2017 Harvest

Monday, February 10, 2014

Calluna vulgaris

 Winter is slowly leaving, snow and ice are melting and this means that I can stop complaining and get back to writing a blog about gardening.
A few weeks ago we got a new plant for our flower beds. Since we have enormous amounts of sun in our front garden we needed a plant that likes the sun but also can survive hard winter. We decided to get Calluna.

                                  Calluna vulgaris
                    Calluna / ling / heather / vrijesak

Calluna vulgaris is a plant that comes in 500 varieties, most of them are summer blooming. They come in many colors: white, pink, violet and many shades of red.
Leaves are small, similar to little needles and their color is from green to fire orange.

Calluna vulgaris is easily mistaken for Erica plants. The biggest difference between Calluna and Erica genus is hardiness zone. Erica grows in zones from 7-9 and Calluna grows in zones 5-7 and with appropriate snow cover can survive winters even in Zone 3.

Calluna is low maintenance plant that grows like a bush and reaches 20 - 50cm. It likes poor soil and tolerates rocky and salty soil. They love acid soil and good drainage( when planting in clay use raised bed with sand drainage).

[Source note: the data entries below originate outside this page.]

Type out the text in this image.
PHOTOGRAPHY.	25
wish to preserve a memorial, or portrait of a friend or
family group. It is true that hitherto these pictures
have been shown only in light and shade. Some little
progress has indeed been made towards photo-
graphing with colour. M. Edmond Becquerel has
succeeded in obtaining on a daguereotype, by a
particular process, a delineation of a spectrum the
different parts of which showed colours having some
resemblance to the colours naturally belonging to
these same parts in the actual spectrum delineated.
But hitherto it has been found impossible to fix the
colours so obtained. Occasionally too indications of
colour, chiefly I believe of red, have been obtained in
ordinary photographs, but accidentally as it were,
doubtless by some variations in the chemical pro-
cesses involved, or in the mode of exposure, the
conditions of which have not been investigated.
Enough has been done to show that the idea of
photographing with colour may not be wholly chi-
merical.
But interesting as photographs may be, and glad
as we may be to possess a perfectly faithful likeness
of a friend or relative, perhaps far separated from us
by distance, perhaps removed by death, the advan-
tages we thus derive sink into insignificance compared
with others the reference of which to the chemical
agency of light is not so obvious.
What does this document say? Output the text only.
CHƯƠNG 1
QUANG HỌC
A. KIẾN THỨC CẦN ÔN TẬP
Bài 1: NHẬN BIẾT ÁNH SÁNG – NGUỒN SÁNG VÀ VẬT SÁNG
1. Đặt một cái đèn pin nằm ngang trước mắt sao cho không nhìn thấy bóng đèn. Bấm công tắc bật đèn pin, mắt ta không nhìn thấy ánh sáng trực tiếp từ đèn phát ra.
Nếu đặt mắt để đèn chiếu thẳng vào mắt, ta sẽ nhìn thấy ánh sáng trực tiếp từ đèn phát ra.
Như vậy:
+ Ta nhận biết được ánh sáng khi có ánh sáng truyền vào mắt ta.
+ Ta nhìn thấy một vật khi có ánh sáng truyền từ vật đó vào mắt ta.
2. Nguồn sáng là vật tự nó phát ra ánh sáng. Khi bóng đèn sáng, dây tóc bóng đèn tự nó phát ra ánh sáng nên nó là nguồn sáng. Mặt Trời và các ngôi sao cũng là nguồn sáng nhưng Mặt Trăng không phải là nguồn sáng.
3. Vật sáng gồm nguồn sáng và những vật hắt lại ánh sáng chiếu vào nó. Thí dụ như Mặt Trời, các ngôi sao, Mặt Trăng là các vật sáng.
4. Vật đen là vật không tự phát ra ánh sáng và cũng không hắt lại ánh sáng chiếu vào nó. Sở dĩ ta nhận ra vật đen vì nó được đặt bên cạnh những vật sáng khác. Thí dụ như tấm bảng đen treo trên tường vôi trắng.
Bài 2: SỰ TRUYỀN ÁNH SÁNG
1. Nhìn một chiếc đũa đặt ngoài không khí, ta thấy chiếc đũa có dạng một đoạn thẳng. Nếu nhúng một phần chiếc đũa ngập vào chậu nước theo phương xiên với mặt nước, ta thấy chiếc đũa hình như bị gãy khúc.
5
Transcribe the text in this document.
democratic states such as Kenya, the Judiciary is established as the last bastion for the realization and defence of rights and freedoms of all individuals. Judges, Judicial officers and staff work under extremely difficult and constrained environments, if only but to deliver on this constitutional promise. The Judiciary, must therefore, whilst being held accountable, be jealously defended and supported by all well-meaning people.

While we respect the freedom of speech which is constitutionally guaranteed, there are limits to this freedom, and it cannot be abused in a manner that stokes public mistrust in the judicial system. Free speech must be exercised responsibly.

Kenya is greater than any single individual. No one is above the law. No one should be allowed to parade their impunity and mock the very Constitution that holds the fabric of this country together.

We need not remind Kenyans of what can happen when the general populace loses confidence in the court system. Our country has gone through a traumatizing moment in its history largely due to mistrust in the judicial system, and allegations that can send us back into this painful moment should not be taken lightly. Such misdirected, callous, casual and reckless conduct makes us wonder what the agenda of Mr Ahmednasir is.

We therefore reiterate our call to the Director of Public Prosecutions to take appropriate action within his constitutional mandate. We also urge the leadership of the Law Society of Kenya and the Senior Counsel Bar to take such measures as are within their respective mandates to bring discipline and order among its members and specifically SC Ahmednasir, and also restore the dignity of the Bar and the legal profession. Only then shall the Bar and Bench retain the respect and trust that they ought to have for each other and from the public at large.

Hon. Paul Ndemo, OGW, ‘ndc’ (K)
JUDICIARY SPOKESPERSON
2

Planting: After buying Calluna trim it to stimulate growth. Plant your Calluna to it's place in the garden in spring or early autumn.Choose a place that has at least 6 hours of sun, avoid places with strong winter winds. After planting water it 2 times a week. Plant likes acid mulch so use Sphagnum or leaf mold for mulching.

Calluna doesn't like too much care. The only care it needs is watering and shearing once a year. Shear it in spring before buds appear or in winter after the buds fall.
After 3 years you can stop watering your plant cause it will be strong enough to take care of itself.

Calluna is a perfect plant for gardens with lots of sun, with well drained soil and gardeners that love bushy plants.


  1. It's a beauty! Look at all those sweet little blooms! I didn't know this plant, and your post tells me why - it grows in zones 5-7, and I'm in zone 8. Thanks for all the info. A plant that can sometimes take a zone 3 winter has to be respected!

  2. I know the Callunas quite well, they thrive on our soil and are beautiful in an area of pine and fir trees. At last we have a sunny day, so I am off to the garden.

  3. I have never seen this plant before. So beautiful and so interesting.